Sarah filled the police officer in on M's history. "Fortunately," she recalls, "he was a mentsch. Another policeman might have finished his job and left, but this man let me convince him to accompany M upstairs, to the correct courtroom." It was now or never: Sarah called R and told her to drop everything and come immediately. Meanwhile, to expedite the process, she began phoning in the paperwork.
And then - another snag. The scribe, an integral party to the get ceremony, would not come to the courtroom. He was sitting at his desk in the building, but unable to perform ceremonies due to the strike. Sarah cajoled, begged, even offered to pay him privately out of her own pocket, but although he sympathized, he was afraid of losing his job if he crossed the picket line. Any other advocate would at that point have given up hope, but Sarah pursued the matter and called the Director of the Rabbinical Courts, Rabbi Eliahu Ben Dahan, on his private (unlisted) cellphone. Ben Dahan initially saw no way around the problem, but he also knew Sarah well enough to know that she would not have called if it weren't a real emergency. They discussed convening a special exigencies committee, but he was extremely skeptical. Sarah hung up the phone with uncertainty and pondered her next move.

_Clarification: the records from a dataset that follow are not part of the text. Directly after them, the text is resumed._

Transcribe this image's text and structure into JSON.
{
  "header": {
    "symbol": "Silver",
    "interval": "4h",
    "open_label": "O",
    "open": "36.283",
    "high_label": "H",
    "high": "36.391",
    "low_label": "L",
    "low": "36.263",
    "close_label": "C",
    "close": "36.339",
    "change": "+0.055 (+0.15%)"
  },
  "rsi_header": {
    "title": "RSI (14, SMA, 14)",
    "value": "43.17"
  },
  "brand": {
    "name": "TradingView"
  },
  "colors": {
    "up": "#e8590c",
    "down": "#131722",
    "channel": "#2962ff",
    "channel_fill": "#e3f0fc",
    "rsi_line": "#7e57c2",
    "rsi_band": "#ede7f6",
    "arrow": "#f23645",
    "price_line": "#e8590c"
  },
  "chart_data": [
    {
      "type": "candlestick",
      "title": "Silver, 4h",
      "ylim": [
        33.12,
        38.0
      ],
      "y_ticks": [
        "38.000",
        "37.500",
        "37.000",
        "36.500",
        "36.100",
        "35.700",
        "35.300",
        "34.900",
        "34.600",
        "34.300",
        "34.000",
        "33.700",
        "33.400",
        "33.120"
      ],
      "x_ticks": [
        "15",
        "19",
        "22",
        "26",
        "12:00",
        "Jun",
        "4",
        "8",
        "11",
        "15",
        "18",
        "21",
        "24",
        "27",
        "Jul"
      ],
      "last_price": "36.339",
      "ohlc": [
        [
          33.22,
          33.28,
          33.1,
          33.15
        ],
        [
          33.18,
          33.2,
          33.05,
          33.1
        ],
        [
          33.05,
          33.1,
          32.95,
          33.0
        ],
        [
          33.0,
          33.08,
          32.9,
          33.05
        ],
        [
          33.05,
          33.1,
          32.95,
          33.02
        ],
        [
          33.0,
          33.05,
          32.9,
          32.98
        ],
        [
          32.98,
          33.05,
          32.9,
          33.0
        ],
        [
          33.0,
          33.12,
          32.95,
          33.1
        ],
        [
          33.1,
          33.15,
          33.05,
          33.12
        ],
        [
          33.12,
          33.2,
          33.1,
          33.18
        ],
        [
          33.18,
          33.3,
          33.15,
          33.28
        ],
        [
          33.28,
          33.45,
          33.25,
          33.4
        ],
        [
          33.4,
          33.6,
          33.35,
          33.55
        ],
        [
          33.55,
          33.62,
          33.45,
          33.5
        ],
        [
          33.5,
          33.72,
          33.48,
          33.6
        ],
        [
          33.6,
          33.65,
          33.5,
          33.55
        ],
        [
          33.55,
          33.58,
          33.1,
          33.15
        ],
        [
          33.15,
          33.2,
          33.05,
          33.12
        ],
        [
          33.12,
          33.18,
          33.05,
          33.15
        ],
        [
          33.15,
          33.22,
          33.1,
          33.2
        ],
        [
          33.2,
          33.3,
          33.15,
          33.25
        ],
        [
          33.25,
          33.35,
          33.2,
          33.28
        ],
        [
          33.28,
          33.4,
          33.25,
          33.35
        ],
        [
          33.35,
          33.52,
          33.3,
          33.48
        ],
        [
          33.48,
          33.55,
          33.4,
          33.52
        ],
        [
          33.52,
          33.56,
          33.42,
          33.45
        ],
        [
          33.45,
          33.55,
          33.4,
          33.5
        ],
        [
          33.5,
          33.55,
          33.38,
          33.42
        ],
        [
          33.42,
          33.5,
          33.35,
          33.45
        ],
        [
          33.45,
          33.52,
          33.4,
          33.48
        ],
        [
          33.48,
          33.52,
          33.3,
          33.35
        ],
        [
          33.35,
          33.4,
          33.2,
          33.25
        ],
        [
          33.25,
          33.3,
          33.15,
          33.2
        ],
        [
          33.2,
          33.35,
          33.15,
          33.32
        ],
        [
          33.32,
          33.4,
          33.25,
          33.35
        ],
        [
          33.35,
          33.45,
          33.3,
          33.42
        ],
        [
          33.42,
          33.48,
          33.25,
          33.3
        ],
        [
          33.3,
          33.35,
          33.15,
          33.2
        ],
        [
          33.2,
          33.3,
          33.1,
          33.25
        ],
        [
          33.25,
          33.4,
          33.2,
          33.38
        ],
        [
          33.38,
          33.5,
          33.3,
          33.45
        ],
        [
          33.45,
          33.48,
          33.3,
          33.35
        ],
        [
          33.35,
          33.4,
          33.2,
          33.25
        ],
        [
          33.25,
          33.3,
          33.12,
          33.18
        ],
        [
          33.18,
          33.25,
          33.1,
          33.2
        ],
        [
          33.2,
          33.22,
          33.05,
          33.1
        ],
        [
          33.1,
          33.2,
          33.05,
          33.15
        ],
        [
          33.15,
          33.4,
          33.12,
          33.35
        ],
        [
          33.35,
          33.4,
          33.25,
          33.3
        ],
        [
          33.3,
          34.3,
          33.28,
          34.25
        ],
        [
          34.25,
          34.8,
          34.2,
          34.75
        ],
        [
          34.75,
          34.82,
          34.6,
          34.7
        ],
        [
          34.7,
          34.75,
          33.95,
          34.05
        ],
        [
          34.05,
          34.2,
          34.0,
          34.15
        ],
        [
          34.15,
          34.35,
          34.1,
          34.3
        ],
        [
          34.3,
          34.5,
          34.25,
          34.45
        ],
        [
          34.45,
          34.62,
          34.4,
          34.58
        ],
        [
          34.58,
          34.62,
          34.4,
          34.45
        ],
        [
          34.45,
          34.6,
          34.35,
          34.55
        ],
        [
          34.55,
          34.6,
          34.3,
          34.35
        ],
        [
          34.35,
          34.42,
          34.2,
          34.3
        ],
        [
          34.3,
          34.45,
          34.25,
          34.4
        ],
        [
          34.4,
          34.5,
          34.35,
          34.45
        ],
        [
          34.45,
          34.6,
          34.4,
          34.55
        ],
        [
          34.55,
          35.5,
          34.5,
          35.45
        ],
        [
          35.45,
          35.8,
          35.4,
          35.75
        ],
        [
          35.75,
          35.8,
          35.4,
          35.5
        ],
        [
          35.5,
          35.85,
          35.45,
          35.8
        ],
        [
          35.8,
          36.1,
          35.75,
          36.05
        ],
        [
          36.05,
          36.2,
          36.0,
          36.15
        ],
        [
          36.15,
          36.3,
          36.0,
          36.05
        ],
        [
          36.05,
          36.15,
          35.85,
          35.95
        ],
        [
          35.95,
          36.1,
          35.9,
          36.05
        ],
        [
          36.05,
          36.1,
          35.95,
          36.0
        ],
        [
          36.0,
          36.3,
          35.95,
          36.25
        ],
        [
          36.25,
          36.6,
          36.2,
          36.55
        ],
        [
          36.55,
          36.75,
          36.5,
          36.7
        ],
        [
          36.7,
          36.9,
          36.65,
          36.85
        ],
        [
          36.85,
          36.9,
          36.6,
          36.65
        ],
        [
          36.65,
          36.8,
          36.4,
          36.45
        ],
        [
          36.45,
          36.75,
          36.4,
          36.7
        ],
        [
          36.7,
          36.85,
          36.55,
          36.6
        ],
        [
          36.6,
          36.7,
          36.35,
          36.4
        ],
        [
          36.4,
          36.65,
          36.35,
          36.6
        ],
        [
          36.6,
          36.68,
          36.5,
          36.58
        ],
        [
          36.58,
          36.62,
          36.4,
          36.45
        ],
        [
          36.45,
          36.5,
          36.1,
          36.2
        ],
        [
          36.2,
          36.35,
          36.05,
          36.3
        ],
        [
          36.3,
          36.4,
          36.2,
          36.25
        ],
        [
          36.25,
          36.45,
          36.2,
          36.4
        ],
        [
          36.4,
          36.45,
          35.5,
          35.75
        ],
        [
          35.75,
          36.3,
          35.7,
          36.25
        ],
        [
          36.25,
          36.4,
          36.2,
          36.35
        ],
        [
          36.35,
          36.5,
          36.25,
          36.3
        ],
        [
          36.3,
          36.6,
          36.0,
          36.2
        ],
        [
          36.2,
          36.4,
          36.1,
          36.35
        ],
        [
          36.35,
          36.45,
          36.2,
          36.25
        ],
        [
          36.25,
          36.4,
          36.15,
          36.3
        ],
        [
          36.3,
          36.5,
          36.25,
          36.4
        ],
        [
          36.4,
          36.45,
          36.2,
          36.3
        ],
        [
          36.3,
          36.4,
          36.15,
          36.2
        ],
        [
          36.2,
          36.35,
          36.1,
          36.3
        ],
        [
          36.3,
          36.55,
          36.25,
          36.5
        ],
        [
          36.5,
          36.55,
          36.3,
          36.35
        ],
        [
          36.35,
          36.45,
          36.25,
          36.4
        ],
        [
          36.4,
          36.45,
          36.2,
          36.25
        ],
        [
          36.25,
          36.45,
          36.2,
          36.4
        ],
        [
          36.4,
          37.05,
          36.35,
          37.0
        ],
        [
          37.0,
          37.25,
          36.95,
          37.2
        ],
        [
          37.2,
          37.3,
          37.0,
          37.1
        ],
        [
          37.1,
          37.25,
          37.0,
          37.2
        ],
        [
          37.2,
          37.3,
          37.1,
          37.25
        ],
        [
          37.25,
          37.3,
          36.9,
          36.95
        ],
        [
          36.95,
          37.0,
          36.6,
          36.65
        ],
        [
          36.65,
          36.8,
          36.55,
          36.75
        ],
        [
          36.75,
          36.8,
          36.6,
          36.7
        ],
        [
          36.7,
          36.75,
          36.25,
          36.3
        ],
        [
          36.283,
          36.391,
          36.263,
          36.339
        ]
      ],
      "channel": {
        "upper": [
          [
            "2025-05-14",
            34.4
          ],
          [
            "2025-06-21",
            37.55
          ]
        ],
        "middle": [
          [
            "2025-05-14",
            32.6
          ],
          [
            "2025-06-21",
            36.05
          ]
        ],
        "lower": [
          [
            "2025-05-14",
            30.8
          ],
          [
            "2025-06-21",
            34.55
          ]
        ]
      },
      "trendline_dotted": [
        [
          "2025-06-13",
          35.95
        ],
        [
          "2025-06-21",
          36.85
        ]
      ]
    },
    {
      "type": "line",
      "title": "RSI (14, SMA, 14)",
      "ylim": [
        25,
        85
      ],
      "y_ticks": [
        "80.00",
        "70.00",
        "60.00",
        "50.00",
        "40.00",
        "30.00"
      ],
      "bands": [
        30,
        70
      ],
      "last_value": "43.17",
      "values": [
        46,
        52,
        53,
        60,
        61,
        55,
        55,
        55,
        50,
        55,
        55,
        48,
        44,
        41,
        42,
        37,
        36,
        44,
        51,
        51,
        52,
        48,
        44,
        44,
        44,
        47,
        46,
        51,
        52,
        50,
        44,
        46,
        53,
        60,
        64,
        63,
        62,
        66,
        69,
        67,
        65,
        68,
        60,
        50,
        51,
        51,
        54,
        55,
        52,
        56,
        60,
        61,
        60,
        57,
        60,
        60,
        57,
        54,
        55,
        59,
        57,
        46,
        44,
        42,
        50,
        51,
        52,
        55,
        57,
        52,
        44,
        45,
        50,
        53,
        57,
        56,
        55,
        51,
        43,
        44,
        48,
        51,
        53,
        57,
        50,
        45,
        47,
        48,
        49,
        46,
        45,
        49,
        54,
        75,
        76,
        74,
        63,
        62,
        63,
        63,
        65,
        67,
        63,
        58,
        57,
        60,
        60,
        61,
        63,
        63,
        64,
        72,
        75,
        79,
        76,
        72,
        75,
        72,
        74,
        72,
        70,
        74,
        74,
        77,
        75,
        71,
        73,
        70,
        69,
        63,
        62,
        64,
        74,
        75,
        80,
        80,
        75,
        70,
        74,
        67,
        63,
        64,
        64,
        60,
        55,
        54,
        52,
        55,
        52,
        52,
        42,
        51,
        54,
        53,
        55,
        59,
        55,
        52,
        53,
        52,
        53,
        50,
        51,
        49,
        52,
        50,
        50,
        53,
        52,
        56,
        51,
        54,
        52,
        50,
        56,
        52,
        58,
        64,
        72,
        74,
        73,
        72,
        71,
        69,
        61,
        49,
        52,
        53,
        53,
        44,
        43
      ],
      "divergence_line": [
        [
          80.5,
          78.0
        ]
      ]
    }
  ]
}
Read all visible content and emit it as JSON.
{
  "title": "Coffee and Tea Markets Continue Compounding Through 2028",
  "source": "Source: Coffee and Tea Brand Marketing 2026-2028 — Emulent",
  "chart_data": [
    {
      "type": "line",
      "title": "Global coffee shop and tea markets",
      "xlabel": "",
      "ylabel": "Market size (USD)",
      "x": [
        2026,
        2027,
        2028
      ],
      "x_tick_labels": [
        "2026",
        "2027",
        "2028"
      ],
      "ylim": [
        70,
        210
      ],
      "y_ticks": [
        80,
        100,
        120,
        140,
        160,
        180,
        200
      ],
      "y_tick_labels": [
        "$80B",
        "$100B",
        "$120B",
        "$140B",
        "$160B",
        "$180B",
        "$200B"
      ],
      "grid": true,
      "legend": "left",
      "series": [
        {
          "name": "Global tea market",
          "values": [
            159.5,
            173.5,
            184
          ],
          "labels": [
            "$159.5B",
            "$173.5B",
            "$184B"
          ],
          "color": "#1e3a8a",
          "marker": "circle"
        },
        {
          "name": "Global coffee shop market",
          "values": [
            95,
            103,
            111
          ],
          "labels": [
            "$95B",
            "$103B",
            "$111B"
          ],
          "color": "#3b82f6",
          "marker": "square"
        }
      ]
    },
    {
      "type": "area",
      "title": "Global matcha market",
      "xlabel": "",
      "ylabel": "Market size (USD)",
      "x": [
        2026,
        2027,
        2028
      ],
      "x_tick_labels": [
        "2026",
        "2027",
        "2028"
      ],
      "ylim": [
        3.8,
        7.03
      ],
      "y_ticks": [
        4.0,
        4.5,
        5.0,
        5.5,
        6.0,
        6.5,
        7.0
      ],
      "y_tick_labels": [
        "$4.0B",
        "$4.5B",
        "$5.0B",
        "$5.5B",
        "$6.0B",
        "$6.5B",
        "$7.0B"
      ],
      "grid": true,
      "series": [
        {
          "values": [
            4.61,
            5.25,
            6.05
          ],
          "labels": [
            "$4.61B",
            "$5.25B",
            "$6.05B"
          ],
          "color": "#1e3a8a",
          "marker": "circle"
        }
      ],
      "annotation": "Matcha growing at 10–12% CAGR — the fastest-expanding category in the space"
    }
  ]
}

When Sarah came back inside, climbed up the stairs to the second floor and entered the courtroom, she was stunned and exhilarated to see the scribe there! Ben Dahan had apparently decided to take unilateral action to save poor R, and had called the scribe personally to instruct him to go to work.
The Happy Ending
And so, the end of the arduous trail was in sight. Sarah re-initiated the get process that M had deserted so many years before. M began to negotiate: he wanted visitation rights, he wanted to be set up with a job and an apartment, he would only pay support for one child. But Sarah maneuvered around him, convincing him to let the social workers work out the settlement terms afterwards.
R arrived with her brother, the three justices were hastily convened, two witnesses were found, the scribe recorded, and the get - held up for over seven years! - was granted on the spot: May 11th, 2003.
A settlement hearing was scheduled for two weeks later, in which R and M will work out the divorce terms. Sarah points out that the child allowance issue is important, since R works full time but does not make enough to support the children. But at this point, the outcome is practically irrelevant. R has her life back.